Eight years ago, a relatively unknown punk band from New Jersey played to a half sold Annandale hotel. Now on their fourth tour Down Under and five albums under their belt, hugely popular blues punk rockers The Gaslight Anthem were treating fans to their first ever ‘by request’ shows.
Opening the Sunday night show was tour mate Chris Farren, who warmed the crowd with his warming, soulful acoustic poetry. Armed with his acoustic guitar, Farren, also known as a founding member in Florida punk band Fake Problems, wore his heart on his sleeve. The crowd responded politely after each song, not the most raucous opening act but amazing none the less.
Due to take the stage at 9:15, but almost fifteen minutes late, The Gaslight Anthem hit the stage to huge applause. Opening with crowd favourite ‘The ’59 Sound’, this set the bar for the entire set, entirely chosen by those in attendance.
Following on with the title track of fourth album ‘Handwritten’ and the rockin’ ‘Old White Lincoln’. The enigmatic Brian Fallon is the charming and funny frontman,
with between song stage banter, jokes and regaling the audience with witty stories of past. An ongoing gag from the previous night’s show regarding his favourite icecream and a punter threatening violence was repeatedly remarked upon through out the night.
In its first outing in five years ‘Red At Night’ ripped through the crowd, followed by ‘High Lonesome’ and another old track, ‘I’da Called You Woody, Joe’. An acoustic slow version of ‘Great Expectations’ gave everyone a brief reprieve, before ’45’ picked the pace back up again.
A slow version of ‘Wherefore Art Thou, Elvis’ from the EP ‘Señor & the Queen’ kicked off a barrage of killer tracks, including ‘Say I Won’t (Recognize)’, ‘1930’ and the band brought out Chris Farren to help sing on the track he wrote, a cover of Fake Problems’ ‘Songs For Teenagers’.
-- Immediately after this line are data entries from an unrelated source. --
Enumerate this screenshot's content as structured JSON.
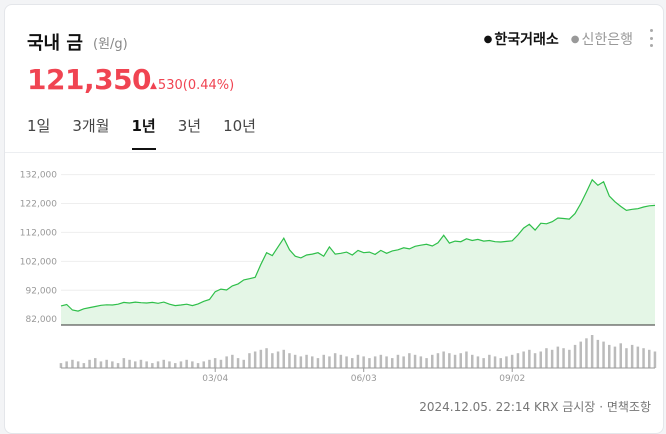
{
  "header": {
    "title": "국내 금",
    "unit": "(원/g)",
    "sources": [
      {
        "label": "한국거래소",
        "active": true
      },
      {
        "label": "신한은행",
        "active": false
      }
    ],
    "more_icon": "more-vertical-icon"
  },
  "quote": {
    "price": "121,350",
    "change": "530",
    "change_pct": "(0.44%)",
    "direction_icon": "triangle-up-icon",
    "color_up": "#f04452"
  },
  "periods": [
    {
      "label": "1일",
      "active": false
    },
    {
      "label": "3개월",
      "active": false
    },
    {
      "label": "1년",
      "active": true
    },
    {
      "label": "3년",
      "active": false
    },
    {
      "label": "10년",
      "active": false
    }
  ],
  "footer": {
    "timestamp": "2024.12.05. 22:14",
    "market": "KRX 금시장",
    "disclaimer": "면책조항"
  },
  "chart_data": {
    "type": "area",
    "ylim": [
      80000,
      136000
    ],
    "y_ticks": [
      "82,000",
      "92,000",
      "102,000",
      "112,000",
      "122,000",
      "132,000"
    ],
    "y_tick_values": [
      82000,
      92000,
      102000,
      112000,
      122000,
      132000
    ],
    "x_ticks": [
      "03/04",
      "06/03",
      "09/02",
      "12/02"
    ],
    "x_tick_index": [
      27,
      53,
      79,
      109
    ],
    "line_color": "#2fbf4a",
    "fill_color": "#e4f6e6",
    "grid": true,
    "series": [
      {
        "values": [
          86600,
          87100,
          85200,
          84800,
          85600,
          86000,
          86400,
          86800,
          87000,
          86900,
          87200,
          87800,
          87600,
          87900,
          87700,
          87600,
          87800,
          87500,
          87900,
          87200,
          86700,
          86900,
          87200,
          86700,
          87300,
          88200,
          88800,
          91500,
          92400,
          92100,
          93500,
          94200,
          95600,
          96000,
          96500,
          101000,
          105000,
          104000,
          107000,
          110000,
          106000,
          103800,
          103200,
          104200,
          104500,
          105000,
          103800,
          107000,
          104500,
          104800,
          105200,
          104200,
          105800,
          105000,
          105200,
          104400,
          105800,
          104800,
          105600,
          106000,
          106700,
          106300,
          107200,
          107600,
          107900,
          107300,
          108400,
          111000,
          108300,
          109000,
          108800,
          109800,
          109200,
          109600,
          109000,
          109200,
          108800,
          108700,
          108900,
          109100,
          111100,
          113500,
          114800,
          112800,
          115200,
          115000,
          115700,
          117000,
          116800,
          116600,
          118500,
          122000,
          126000,
          130200,
          128300,
          129500,
          124600,
          122600,
          121000,
          119600,
          120000,
          120200,
          120800,
          121200,
          121350
        ]
      }
    ],
    "volume": [
      3,
      4,
      5,
      4,
      3,
      5,
      6,
      4,
      5,
      4,
      3,
      6,
      5,
      4,
      5,
      4,
      3,
      4,
      5,
      4,
      3,
      4,
      5,
      4,
      3,
      4,
      5,
      6,
      5,
      7,
      8,
      6,
      5,
      9,
      10,
      11,
      12,
      9,
      10,
      11,
      9,
      8,
      7,
      8,
      7,
      6,
      8,
      7,
      9,
      8,
      7,
      6,
      8,
      7,
      6,
      7,
      8,
      7,
      6,
      8,
      7,
      9,
      8,
      7,
      6,
      8,
      9,
      10,
      9,
      8,
      9,
      10,
      8,
      7,
      6,
      8,
      7,
      6,
      7,
      8,
      9,
      10,
      11,
      9,
      10,
      12,
      11,
      13,
      12,
      11,
      14,
      16,
      18,
      20,
      17,
      16,
      14,
      13,
      15,
      12,
      14,
      13,
      12,
      11,
      10
    ]
  }
}
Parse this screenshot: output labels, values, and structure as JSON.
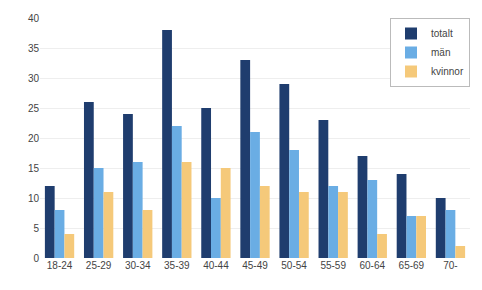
{
  "chart_data": {
    "type": "bar",
    "categories": [
      "18-24",
      "25-29",
      "30-34",
      "35-39",
      "40-44",
      "45-49",
      "50-54",
      "55-59",
      "60-64",
      "65-69",
      "70-"
    ],
    "series": [
      {
        "name": "totalt",
        "color": "#1f3d6e",
        "values": [
          12,
          26,
          24,
          38,
          25,
          33,
          29,
          23,
          17,
          14,
          10
        ]
      },
      {
        "name": "män",
        "color": "#6aade4",
        "values": [
          8,
          15,
          16,
          22,
          10,
          21,
          18,
          12,
          13,
          7,
          8
        ]
      },
      {
        "name": "kvinnor",
        "color": "#f5c97a",
        "values": [
          4,
          11,
          8,
          16,
          15,
          12,
          11,
          11,
          4,
          7,
          2
        ]
      }
    ],
    "ylim": [
      0,
      40
    ],
    "yticks": [
      0,
      5,
      10,
      15,
      20,
      25,
      30,
      35,
      40
    ],
    "grid": true,
    "legend": "upper right"
  }
}
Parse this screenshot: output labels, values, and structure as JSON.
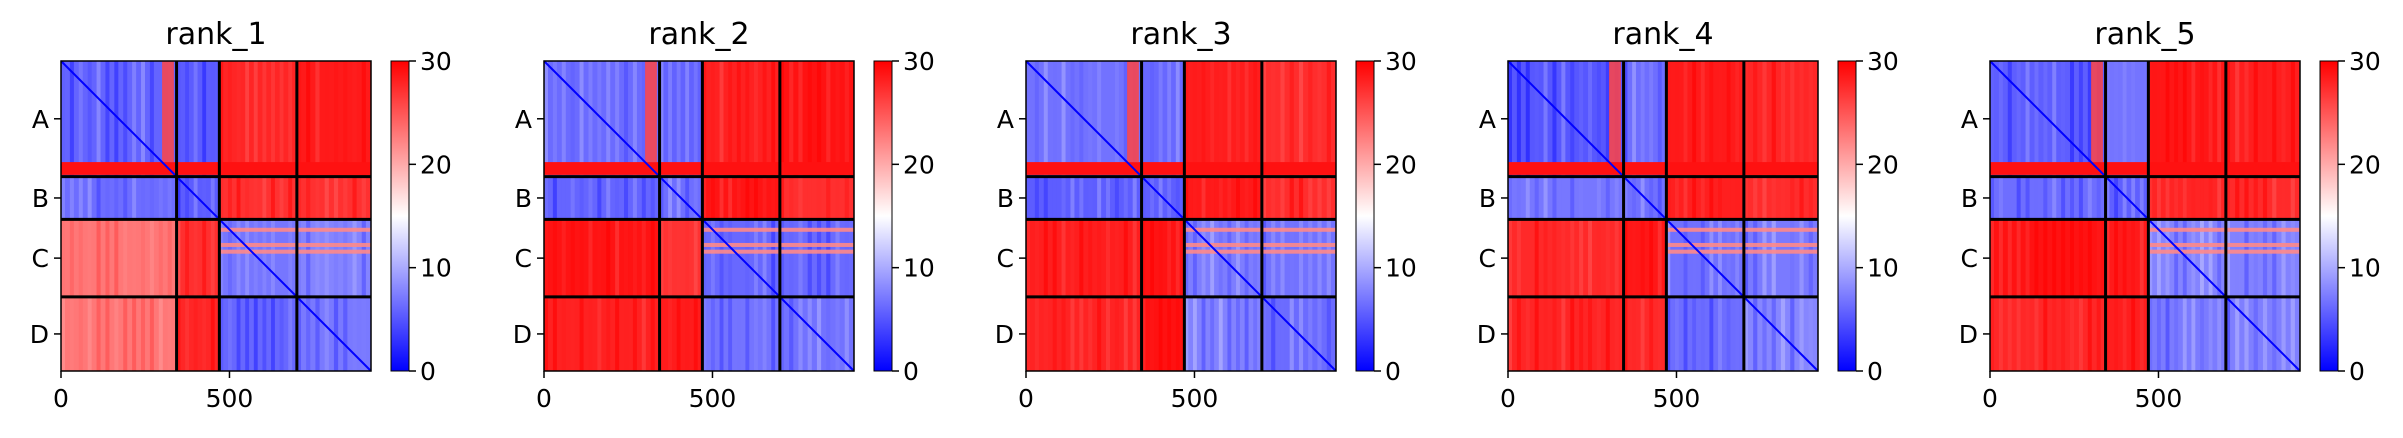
{
  "chart_data": [
    {
      "type": "heatmap",
      "title": "rank_1",
      "variant": 1,
      "chain_labels": [
        "A",
        "B",
        "C",
        "D"
      ],
      "chain_boundaries": [
        0,
        343,
        470,
        700,
        920
      ],
      "xticks": [
        0,
        500
      ],
      "xlim": [
        0,
        920
      ],
      "ylim": [
        920,
        0
      ],
      "colorbar": {
        "ticks": [
          0,
          10,
          20,
          30
        ],
        "vmin": 0,
        "vmax": 30
      },
      "colormap": [
        "#0000ff",
        "#ffffff",
        "#ff0000"
      ]
    },
    {
      "type": "heatmap",
      "title": "rank_2",
      "variant": 2,
      "chain_labels": [
        "A",
        "B",
        "C",
        "D"
      ],
      "chain_boundaries": [
        0,
        343,
        470,
        700,
        920
      ],
      "xticks": [
        0,
        500
      ],
      "xlim": [
        0,
        920
      ],
      "ylim": [
        920,
        0
      ],
      "colorbar": {
        "ticks": [
          0,
          10,
          20,
          30
        ],
        "vmin": 0,
        "vmax": 30
      },
      "colormap": [
        "#0000ff",
        "#ffffff",
        "#ff0000"
      ]
    },
    {
      "type": "heatmap",
      "title": "rank_3",
      "variant": 3,
      "chain_labels": [
        "A",
        "B",
        "C",
        "D"
      ],
      "chain_boundaries": [
        0,
        343,
        470,
        700,
        920
      ],
      "xticks": [
        0,
        500
      ],
      "xlim": [
        0,
        920
      ],
      "ylim": [
        920,
        0
      ],
      "colorbar": {
        "ticks": [
          0,
          10,
          20,
          30
        ],
        "vmin": 0,
        "vmax": 30
      },
      "colormap": [
        "#0000ff",
        "#ffffff",
        "#ff0000"
      ]
    },
    {
      "type": "heatmap",
      "title": "rank_4",
      "variant": 4,
      "chain_labels": [
        "A",
        "B",
        "C",
        "D"
      ],
      "chain_boundaries": [
        0,
        343,
        470,
        700,
        920
      ],
      "xticks": [
        0,
        500
      ],
      "xlim": [
        0,
        920
      ],
      "ylim": [
        920,
        0
      ],
      "colorbar": {
        "ticks": [
          0,
          10,
          20,
          30
        ],
        "vmin": 0,
        "vmax": 30
      },
      "colormap": [
        "#0000ff",
        "#ffffff",
        "#ff0000"
      ]
    },
    {
      "type": "heatmap",
      "title": "rank_5",
      "variant": 5,
      "chain_labels": [
        "A",
        "B",
        "C",
        "D"
      ],
      "chain_boundaries": [
        0,
        343,
        470,
        700,
        920
      ],
      "xticks": [
        0,
        500
      ],
      "xlim": [
        0,
        920
      ],
      "ylim": [
        920,
        0
      ],
      "colorbar": {
        "ticks": [
          0,
          10,
          20,
          30
        ],
        "vmin": 0,
        "vmax": 30
      },
      "colormap": [
        "#0000ff",
        "#ffffff",
        "#ff0000"
      ]
    }
  ]
}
Announcing that they would not be leaving the stage for a few seconds only to return for an encore, as almost every other band does, The Gaslight Anthem went on with ballad and mass singalong ‘Here’s Looking At You, Kid’, the entire crowd singing as one. Closing the two hour set the same way they did all those years ago at the Annandale, with the anthemic ‘We’re Getting A Divorce, You Keep The Diner’, the rolling, rollicking, fast and punchy closer had fists pumping the air. Leaving the Factory, nothing could bring me down, except that it was Monday the next morning.